Formation of a reliable intermediate band in Si heavily coimplanted with chalcogens (S, Se, Te) and group III elements (B, Al)

This first-principles study describes the properties of Si implanted with several chalcogen species (S, Se, Te) at doses considerably above the equilibrium solubility limit, especially when coimplanted with the group III atoms B and Al. The measurements of chalcogen-implanted Si show strong optical absorption in the infrared range. The calculations carried out show that substitution of Si by chalcogen atoms requires lower formation energy than the interstitial implantation. In the resulting electronic structure, at concentrations close to 0.5%, an impurity band determined by the properties of the chalcogens introduced is observed in the forbidden energy gap of Si. Although this band is a few tenths of an electron volt wide, it remains energetically isolated from both the valence and the conduction bands. Appropriate coimplantation with group III elements allows control over the occupation of the intermediate band while modifying its energies only slightly. A moderate energy gain (especially small for B) seems to be obtained when $p$-doping atoms occupy the sites next to those of the chalcogens. Therefore, the apparent electrostatic attraction between species that in isolation would act as acceptors and double donors is smaller than expected.

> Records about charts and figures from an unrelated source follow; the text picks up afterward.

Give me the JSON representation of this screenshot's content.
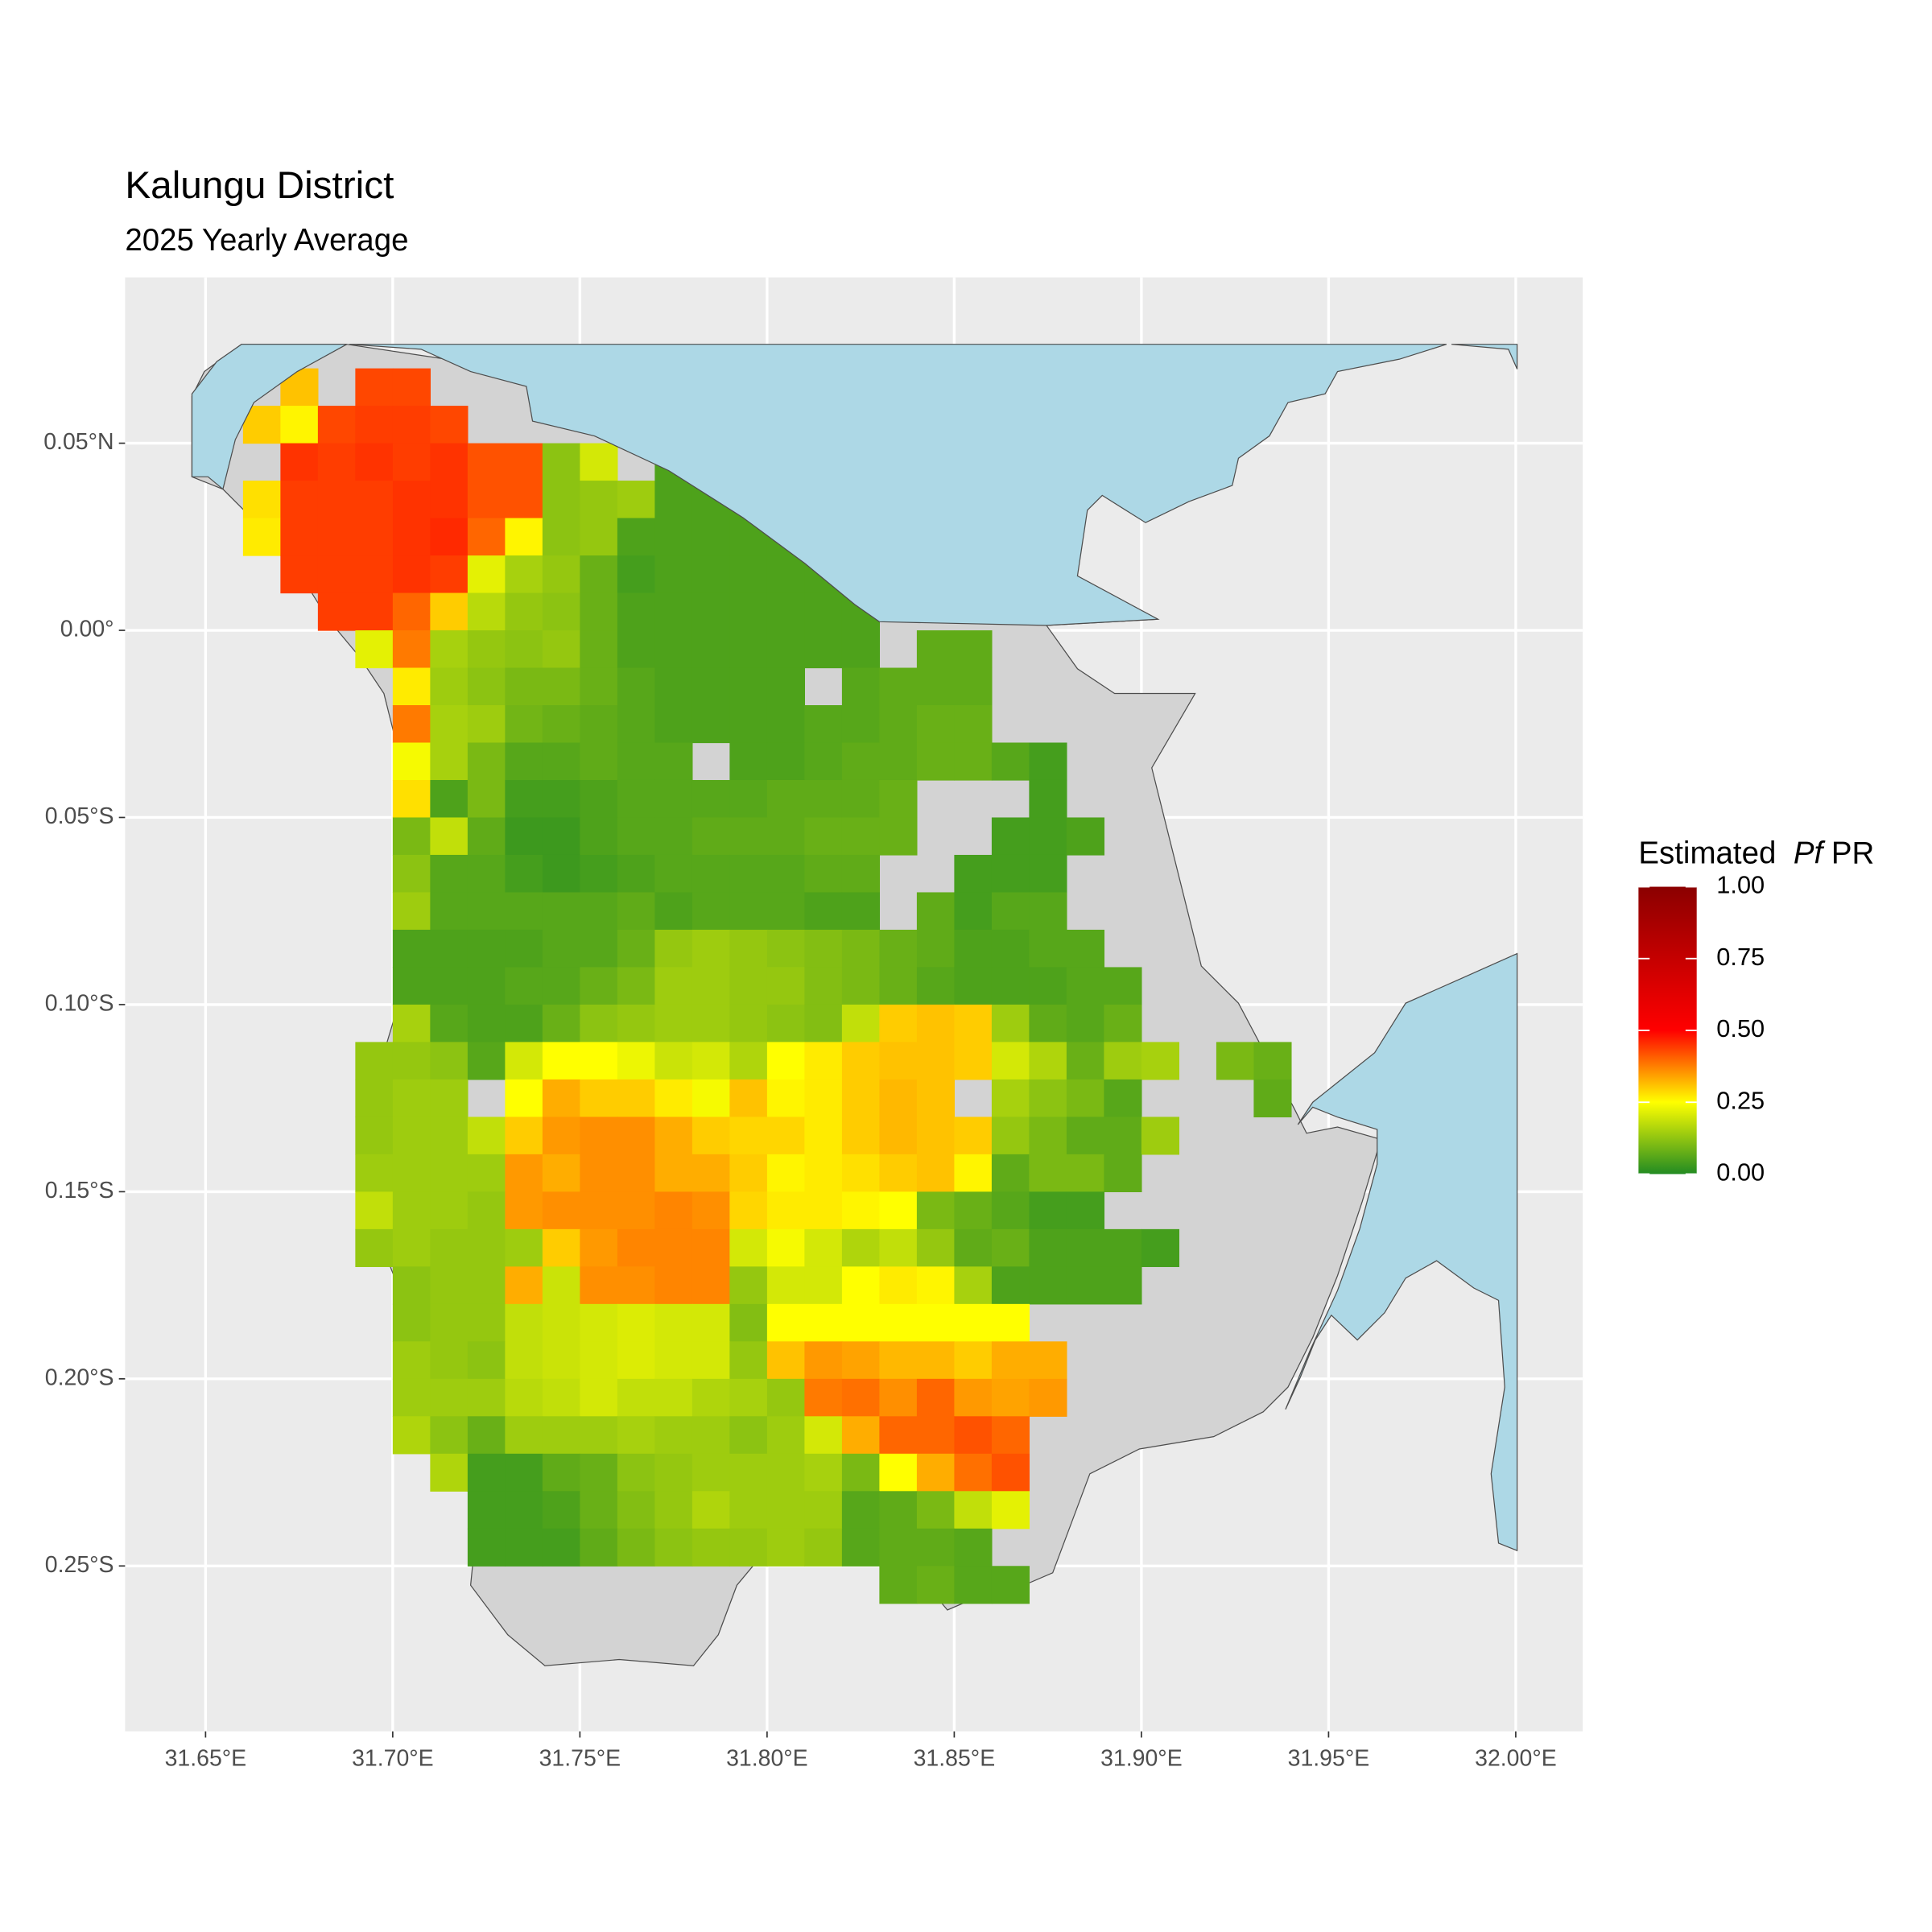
{
  "chart_data": {
    "type": "raster",
    "title": "Kalungu District",
    "subtitle": "2025 Yearly Average",
    "legend_title": [
      "Estimated",
      "Pf",
      "PR"
    ],
    "xlim": [
      31.6285,
      32.0179
    ],
    "ylim": [
      -0.2942,
      0.0943
    ],
    "xticks": [
      {
        "value": 31.65,
        "label": "31.65°E"
      },
      {
        "value": 31.7,
        "label": "31.70°E"
      },
      {
        "value": 31.75,
        "label": "31.75°E"
      },
      {
        "value": 31.8,
        "label": "31.80°E"
      },
      {
        "value": 31.85,
        "label": "31.85°E"
      },
      {
        "value": 31.9,
        "label": "31.90°E"
      },
      {
        "value": 31.95,
        "label": "31.95°E"
      },
      {
        "value": 32.0,
        "label": "32.00°E"
      }
    ],
    "yticks": [
      {
        "value": 0.05,
        "label": "0.05°N"
      },
      {
        "value": 0,
        "label": "0.00°"
      },
      {
        "value": -0.05,
        "label": "0.05°S"
      },
      {
        "value": -0.1,
        "label": "0.10°S"
      },
      {
        "value": -0.15,
        "label": "0.15°S"
      },
      {
        "value": -0.2,
        "label": "0.20°S"
      },
      {
        "value": -0.25,
        "label": "0.25°S"
      }
    ],
    "grid": true,
    "colorbar_lim": [
      0,
      1
    ],
    "colorbar_ticks": [
      {
        "value": 0,
        "label": "0.00"
      },
      {
        "value": 0.25,
        "label": "0.25"
      },
      {
        "value": 0.5,
        "label": "0.50"
      },
      {
        "value": 0.75,
        "label": "0.75"
      },
      {
        "value": 1,
        "label": "1.00"
      }
    ],
    "colorscale": [
      {
        "value": 0,
        "color": "#228b22"
      },
      {
        "value": 0.25,
        "color": "#ffff00"
      },
      {
        "value": 0.5,
        "color": "#ff0000"
      },
      {
        "value": 1,
        "color": "#8b0000"
      }
    ],
    "cell_x": [
      31.665,
      31.675,
      31.685,
      31.695,
      31.705,
      31.715,
      31.725,
      31.735,
      31.745,
      31.755,
      31.765,
      31.775,
      31.785,
      31.795,
      31.805,
      31.815,
      31.825,
      31.835,
      31.845,
      31.855,
      31.865,
      31.875,
      31.885,
      31.895,
      31.905,
      31.915,
      31.925,
      31.935
    ],
    "cell_y": [
      0.065,
      0.055,
      0.045,
      0.035,
      0.025,
      0.015,
      0.005,
      -0.005,
      -0.015,
      -0.025,
      -0.035,
      -0.045,
      -0.055,
      -0.065,
      -0.075,
      -0.085,
      -0.095,
      -0.105,
      -0.115,
      -0.125,
      -0.135,
      -0.145,
      -0.155,
      -0.165,
      -0.175,
      -0.185,
      -0.195,
      -0.205,
      -0.215,
      -0.225,
      -0.235,
      -0.245,
      -0.255
    ],
    "values": [
      [
        null,
        0.31,
        null,
        0.43,
        0.43,
        null,
        null,
        null,
        null,
        null,
        null,
        null,
        null,
        null,
        null,
        null,
        null,
        null,
        null,
        null,
        null,
        null,
        null,
        null,
        null,
        null,
        null,
        null
      ],
      [
        0.3,
        0.26,
        0.43,
        0.44,
        0.44,
        0.43,
        null,
        null,
        null,
        null,
        null,
        null,
        null,
        null,
        null,
        null,
        null,
        null,
        null,
        null,
        null,
        null,
        null,
        null,
        null,
        null,
        null,
        null
      ],
      [
        null,
        0.45,
        0.44,
        0.45,
        0.44,
        0.45,
        0.42,
        0.42,
        0.12,
        0.2,
        null,
        0.05,
        null,
        null,
        null,
        null,
        null,
        null,
        null,
        null,
        null,
        null,
        null,
        null,
        null,
        null,
        null,
        null
      ],
      [
        0.28,
        0.44,
        0.44,
        0.44,
        0.45,
        0.45,
        0.42,
        0.42,
        0.12,
        0.13,
        0.14,
        0.05,
        0.05,
        0.05,
        null,
        null,
        null,
        null,
        null,
        null,
        null,
        null,
        null,
        null,
        null,
        null,
        null,
        null
      ],
      [
        0.27,
        0.44,
        0.44,
        0.44,
        0.45,
        0.46,
        0.4,
        0.26,
        0.12,
        0.13,
        0.05,
        0.05,
        0.05,
        0.05,
        0.05,
        null,
        null,
        null,
        null,
        null,
        null,
        null,
        null,
        null,
        null,
        null,
        null,
        null
      ],
      [
        null,
        0.44,
        0.44,
        0.44,
        0.45,
        0.44,
        0.22,
        0.15,
        0.13,
        0.08,
        0.04,
        0.05,
        0.05,
        0.05,
        0.05,
        0.05,
        null,
        null,
        null,
        null,
        null,
        null,
        null,
        null,
        null,
        null,
        null,
        null
      ],
      [
        null,
        null,
        0.44,
        0.44,
        0.4,
        0.3,
        0.17,
        0.13,
        0.12,
        0.08,
        0.05,
        0.05,
        0.05,
        0.05,
        0.05,
        0.05,
        0.05,
        null,
        null,
        null,
        null,
        null,
        null,
        null,
        null,
        null,
        null,
        null
      ],
      [
        null,
        null,
        null,
        0.22,
        0.38,
        0.15,
        0.13,
        0.12,
        0.13,
        0.08,
        0.05,
        0.05,
        0.05,
        0.05,
        0.05,
        0.05,
        0.05,
        null,
        0.07,
        0.07,
        null,
        null,
        null,
        null,
        null,
        null,
        null,
        null
      ],
      [
        null,
        null,
        null,
        null,
        0.27,
        0.14,
        0.12,
        0.1,
        0.1,
        0.08,
        0.06,
        0.05,
        0.05,
        0.05,
        0.05,
        null,
        0.06,
        0.07,
        0.07,
        0.07,
        null,
        null,
        null,
        null,
        null,
        null,
        null,
        null
      ],
      [
        null,
        null,
        null,
        null,
        0.38,
        0.15,
        0.14,
        0.09,
        0.08,
        0.07,
        0.06,
        0.05,
        0.05,
        0.05,
        0.05,
        0.06,
        0.06,
        0.07,
        0.08,
        0.08,
        null,
        null,
        null,
        null,
        null,
        null,
        null,
        null
      ],
      [
        null,
        null,
        null,
        null,
        0.24,
        0.15,
        0.1,
        0.06,
        0.06,
        0.07,
        0.06,
        0.06,
        null,
        0.05,
        0.05,
        0.06,
        0.07,
        0.07,
        0.08,
        0.08,
        0.06,
        0.04,
        null,
        null,
        null,
        null,
        null,
        null
      ],
      [
        null,
        null,
        null,
        null,
        0.28,
        0.05,
        0.1,
        0.04,
        0.04,
        0.05,
        0.06,
        0.06,
        0.06,
        0.06,
        0.07,
        0.07,
        0.07,
        0.08,
        null,
        null,
        null,
        0.04,
        null,
        null,
        null,
        null,
        null,
        null
      ],
      [
        null,
        null,
        null,
        null,
        0.1,
        0.18,
        0.07,
        0.03,
        0.03,
        0.05,
        0.06,
        0.06,
        0.07,
        0.07,
        0.07,
        0.08,
        0.08,
        0.08,
        null,
        null,
        0.04,
        0.04,
        0.05,
        null,
        null,
        null,
        null,
        null
      ],
      [
        null,
        null,
        null,
        null,
        0.12,
        0.06,
        0.06,
        0.04,
        0.03,
        0.04,
        0.05,
        0.06,
        0.06,
        0.06,
        0.06,
        0.07,
        0.07,
        null,
        null,
        0.04,
        0.04,
        0.04,
        null,
        null,
        null,
        null,
        null,
        null
      ],
      [
        null,
        null,
        null,
        null,
        0.14,
        0.06,
        0.06,
        0.06,
        0.06,
        0.06,
        0.07,
        0.05,
        0.06,
        0.06,
        0.06,
        0.05,
        0.05,
        null,
        0.07,
        0.04,
        0.06,
        0.06,
        null,
        null,
        null,
        null,
        null,
        null
      ],
      [
        null,
        null,
        null,
        null,
        0.05,
        0.05,
        0.05,
        0.05,
        0.06,
        0.06,
        0.08,
        0.13,
        0.14,
        0.13,
        0.12,
        0.11,
        0.1,
        0.08,
        0.07,
        0.05,
        0.05,
        0.06,
        0.06,
        null,
        null,
        null,
        null,
        null
      ],
      [
        null,
        null,
        null,
        null,
        0.05,
        0.05,
        0.05,
        0.06,
        0.06,
        0.08,
        0.1,
        0.14,
        0.14,
        0.13,
        0.13,
        0.11,
        0.1,
        0.08,
        0.06,
        0.05,
        0.05,
        0.05,
        0.06,
        0.06,
        null,
        null,
        null,
        null
      ],
      [
        null,
        null,
        null,
        null,
        0.15,
        0.06,
        0.05,
        0.05,
        0.08,
        0.12,
        0.13,
        0.14,
        0.14,
        0.13,
        0.12,
        0.11,
        0.18,
        0.3,
        0.31,
        0.3,
        0.14,
        0.07,
        0.06,
        0.08,
        null,
        null,
        null,
        null
      ],
      [
        null,
        null,
        null,
        0.13,
        0.13,
        0.12,
        0.06,
        0.2,
        0.25,
        0.25,
        0.23,
        0.19,
        0.2,
        0.16,
        0.25,
        0.27,
        0.3,
        0.31,
        0.31,
        0.3,
        0.2,
        0.16,
        0.08,
        0.14,
        0.15,
        null,
        0.1,
        0.08
      ],
      [
        null,
        null,
        null,
        0.13,
        0.14,
        0.14,
        null,
        0.25,
        0.33,
        0.3,
        0.3,
        0.27,
        0.24,
        0.31,
        0.26,
        0.27,
        0.3,
        0.32,
        0.31,
        null,
        0.15,
        0.12,
        0.1,
        0.06,
        null,
        null,
        null,
        0.07
      ],
      [
        null,
        null,
        null,
        0.13,
        0.14,
        0.14,
        0.18,
        0.3,
        0.35,
        0.36,
        0.36,
        0.33,
        0.3,
        0.29,
        0.29,
        0.27,
        0.3,
        0.32,
        0.31,
        0.3,
        0.13,
        0.1,
        0.07,
        0.07,
        0.14,
        null,
        null,
        null
      ],
      [
        null,
        null,
        null,
        0.14,
        0.14,
        0.14,
        0.14,
        0.35,
        0.33,
        0.36,
        0.36,
        0.33,
        0.33,
        0.3,
        0.26,
        0.27,
        0.28,
        0.3,
        0.31,
        0.26,
        0.07,
        0.1,
        0.1,
        0.07,
        null,
        null,
        null,
        null
      ],
      [
        null,
        null,
        null,
        0.18,
        0.14,
        0.14,
        0.13,
        0.35,
        0.36,
        0.36,
        0.36,
        0.37,
        0.36,
        0.29,
        0.27,
        0.27,
        0.26,
        0.25,
        0.1,
        0.08,
        0.06,
        0.04,
        0.04,
        null,
        null,
        null,
        null,
        null
      ],
      [
        null,
        null,
        null,
        0.13,
        0.14,
        0.13,
        0.13,
        0.14,
        0.3,
        0.35,
        0.37,
        0.37,
        0.37,
        0.2,
        0.24,
        0.2,
        0.16,
        0.18,
        0.13,
        0.07,
        0.08,
        0.05,
        0.05,
        0.05,
        0.04,
        null,
        null,
        null
      ],
      [
        null,
        null,
        null,
        null,
        0.12,
        0.13,
        0.13,
        0.33,
        0.19,
        0.36,
        0.36,
        0.37,
        0.37,
        0.13,
        0.2,
        0.2,
        0.25,
        0.27,
        0.26,
        0.15,
        0.05,
        0.05,
        0.05,
        0.05,
        null,
        null,
        null,
        null
      ],
      [
        null,
        null,
        null,
        null,
        0.12,
        0.13,
        0.13,
        0.18,
        0.19,
        0.2,
        0.21,
        0.2,
        0.2,
        0.11,
        0.25,
        0.25,
        0.25,
        0.25,
        0.25,
        0.25,
        0.25,
        null,
        null,
        null,
        null,
        null,
        null,
        null
      ],
      [
        null,
        null,
        null,
        null,
        0.14,
        0.13,
        0.12,
        0.18,
        0.19,
        0.2,
        0.21,
        0.2,
        0.2,
        0.13,
        0.31,
        0.35,
        0.34,
        0.32,
        0.32,
        0.3,
        0.33,
        0.33,
        null,
        null,
        null,
        null,
        null,
        null
      ],
      [
        null,
        null,
        null,
        null,
        0.14,
        0.14,
        0.14,
        0.17,
        0.18,
        0.2,
        0.18,
        0.18,
        0.16,
        0.15,
        0.13,
        0.38,
        0.39,
        0.36,
        0.4,
        0.35,
        0.34,
        0.35,
        null,
        null,
        null,
        null,
        null,
        null
      ],
      [
        null,
        null,
        null,
        null,
        0.16,
        0.12,
        0.08,
        0.14,
        0.14,
        0.14,
        0.15,
        0.14,
        0.14,
        0.12,
        0.14,
        0.2,
        0.33,
        0.4,
        0.4,
        0.42,
        0.4,
        null,
        null,
        null,
        null,
        null,
        null,
        null
      ],
      [
        null,
        null,
        null,
        null,
        null,
        0.16,
        0.04,
        0.04,
        0.07,
        0.08,
        0.12,
        0.13,
        0.14,
        0.14,
        0.14,
        0.15,
        0.1,
        0.25,
        0.33,
        0.39,
        0.42,
        null,
        null,
        null,
        null,
        null,
        null,
        null
      ],
      [
        null,
        null,
        null,
        null,
        null,
        null,
        0.04,
        0.04,
        0.05,
        0.08,
        0.11,
        0.13,
        0.16,
        0.14,
        0.14,
        0.14,
        0.06,
        0.07,
        0.1,
        0.18,
        0.22,
        null,
        null,
        null,
        null,
        null,
        null,
        null
      ],
      [
        null,
        null,
        null,
        null,
        null,
        null,
        0.04,
        0.04,
        0.04,
        0.07,
        0.1,
        0.12,
        0.13,
        0.13,
        0.14,
        0.13,
        0.06,
        0.07,
        0.07,
        0.06,
        null,
        null,
        null,
        null,
        null,
        null,
        null,
        null
      ],
      [
        null,
        null,
        null,
        null,
        null,
        null,
        null,
        null,
        null,
        null,
        null,
        null,
        null,
        null,
        null,
        null,
        null,
        0.07,
        0.08,
        0.06,
        0.06,
        null,
        null,
        null,
        null,
        null,
        null,
        null
      ]
    ]
  }
}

The intermediate-band properties have been preserved for all of the coimplanted compounds analyzed here, regardless of the species involved or the distance between them, which constitutes an appreciable advantage for the design of new experimental materials.

Figure 1

(Color online) Density of states diagrams obtained for the relaxed (a) ${\text{S}}_{\text{Si}}{\text{Si}}_{215}$, (b) ${\text{Se}}_{\text{Si}}{\text{Si}}_{215}$, and (c) ${\text{Te}}_{\text{Si}}{\text{Si}}_{215}$.

Figure 2

(Color online) Density of states diagrams obtained for the relaxed ${\text{S}}_i{\text{Si}}_{216}$.

Figure 3

(Color online) Optical absorption coefficient calculated for ${\text{S}}_{\text{Si}}{\text{Si}}_{215}$, ${\text{Se}}_{\text{Si}}{\text{Si}}_{215}$, and ${\text{Te}}_{\text{Si}}{\text{Si}}_{215}$ compounds compared to that of pure Si. The AM1.5G solar spectrum (Ref. 38) in the background is shown as a reference.

Figure 4

(Color online) Imaginary part of the dielectric function calculated for the ${\text{S}}_{\text{Si}}{\text{Si}}_{215}$ compound separated into the contributions of the two possible absorption processes.

Figure 5

(Color online) Density of states diagrams obtained for the remotely coimplanted ${\text{B}}_{\text{Si}}{\text{S}}_{\text{Si}}{\text{Si}}_{214}$ (red solid) and ${\text{Al}}_{\text{Si}}{\text{S}}_{\text{Si}}{\text{Si}}_{214}$ (green dotted). Vertical lines indicate the Fermi energies of both compounds.

Figure 6

(Color online) The electronic band structure for (a) remotely and (b) closely coimplanted ${\text{B}}_{\text{Si}}{\text{S}}_{\text{Si}}{\text{Si}}_{214}$.

Figure 7

(Color online) Density of states diagrams obtained for the remotely coimplanted ${\text{B}}_{\text{Si}}{\text{Se}}_{\text{Si}}{\text{Si}}_{214}$ (red solid) and ${\text{Al}}_{\text{Si}}{\text{Se}}_{\text{Si}}{\text{Si}}_{214}$ (green dotted).

Figure 8

(Color online) Density of states diagrams obtained for the remotely coimplanted ${\text{B}}_{\text{Si}}{\text{Te}}_{\text{Si}}{\text{Si}}_{214}$ (red solid) and ${\text{Al}}_{\text{Si}}{\text{Te}}_{\text{Si}}{\text{Si}}_{214}$ (green dotted).

Figure 9

(Color online) Optical absorption coefficients of (a) $X_{\text{Si}}{\text{S}}_{\text{Si}}{\text{Si}}_{214}$, (b) $X_{\text{Si}}{\text{Se}}_{\text{Si}}{\text{Si}}_{214}$, and (c) $X_{\text{Si}}{\text{Te}}_{\text{Si}}{\text{Si}}_{214}$ (with $X=\text{B}$ and Al) compared to those of the compounds implanted only with chalcogens.

Figure 10

(Color online) The imaginary part and its components of the dielectric function calculated for ${\text{B}}_{\text{Si}}{\text{S}}_{\text{Si}}{\text{Si}}_{214}$.